What Is the Relative Uncertainty in the Square Root of a Measured Distance?

[unequal]

Homework Statement

A distance R is measured to be 4.000±0.002 m
What is the relative uncertainty in the square root of R?

Homework Equations

Relative uncertainty is the ratio of the absolute uncertainty of a measurement to the best estimate. It expresses the relative size of the uncertainty of a measurement (its precision).

relative uncertainty = absolute uncertainty / best estimate of value x 100%.
So the abosulute is 0.002, where estimated value of R is 4 m

The Attempt at a Solution

all I got is that the square root of R is 2 m, but relative uncertainity of R is 0.002 / 4, however when I square root R, I don't know how I reflect the change in the +-0.002 m.

 

[unequal]

one more piece of info I believe is correct

If say, I had to calculate the relative uncertainty of R^2, then I could write R^2 as R x R, and when multiplying or dividing, I realize I have to add the relative uncertainties, Therefore, the relative uncertainty of R^2 is 0.002 + 0.002 = 0.004 (or 0.4%)
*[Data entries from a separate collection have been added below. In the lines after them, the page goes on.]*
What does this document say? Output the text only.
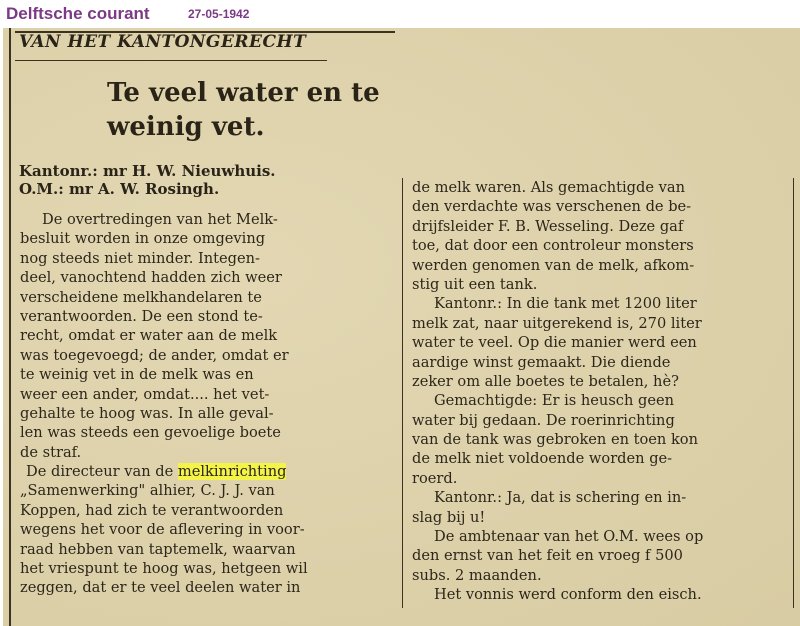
Delftsche courant	27-05-1942
VAN HET KANTONGERECHT
Te veel water en te
weinig vet.
Kantonr.: mr H. W. Nieuwhuis.
O.M.: mr A. W. Rosingh.
De overtredingen van het Melk-
besluit worden in onze omgeving
nog steeds niet minder. Integen-
deel, vanochtend hadden zich weer
verscheidene melkhandelaren te
verantwoorden. De een stond te-
recht, omdat er water aan de melk
was toegevoegd; de ander, omdat er
te weinig vet in de melk was en
weer een ander, omdat.... het vet-
gehalte te hoog was. In alle geval-
len was steeds een gevoelige boete
de straf.
De directeur van de melkinrichting
„Samenwerking" alhier, C. J. J. van
Koppen, had zich te verantwoorden
wegens het voor de aflevering in voor-
raad hebben van taptemelk, waarvan
het vriespunt te hoog was, hetgeen wil
zeggen, dat er te veel deelen water in
de melk waren. Als gemachtigde van
den verdachte was verschenen de be-
drijfsleider F. B. Wesseling. Deze gaf
toe, dat door een controleur monsters
werden genomen van de melk, afkom-
stig uit een tank.
Kantonr.: In die tank met 1200 liter
melk zat, naar uitgerekend is, 270 liter
water te veel. Op die manier werd een
aardige winst gemaakt. Die diende
zeker om alle boetes te betalen, hè?
Gemachtigde: Er is heusch geen
water bij gedaan. De roerinrichting
van de tank was gebroken en toen kon
de melk niet voldoende worden ge-
roerd.
Kantonr.: Ja, dat is schering en in-
slag bij u!
De ambtenaar van het O.M. wees op
den ernst van het feit en vroeg f 500
subs. 2 maanden.
Het vonnis werd conform den eisch.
I can not reflect this situation if using R^(1/2), because I do not know what to add...

any suggestions?

thanks

 

[unequal]

when i said "Therefore, the relative uncertainty of R^2 is 0.002 + 0.002 = 0.004 (or 0.4%)" i meant to say, the relative uncertainty of R^2 is 0.002/4 + 0.002/4 = 0.0005 or 0.05%.

 

[unequal]

i am still relatively uncertain about how to do this question

any suggestions would be great!

 

[unequal]

ive looked into this more, and if R was already the squareroot, and I know that squaring it would have to give 0.0005, that would mean R x R = R^2, which addes 2 values to give 0.0005, which would be 0.00025 + 0.00025,

so would the answer to my very original question be 0.00025?? (A distance R is measured to be 4.000±0.002 m
What is the relative uncertainty in the square root of R?)

please could someone help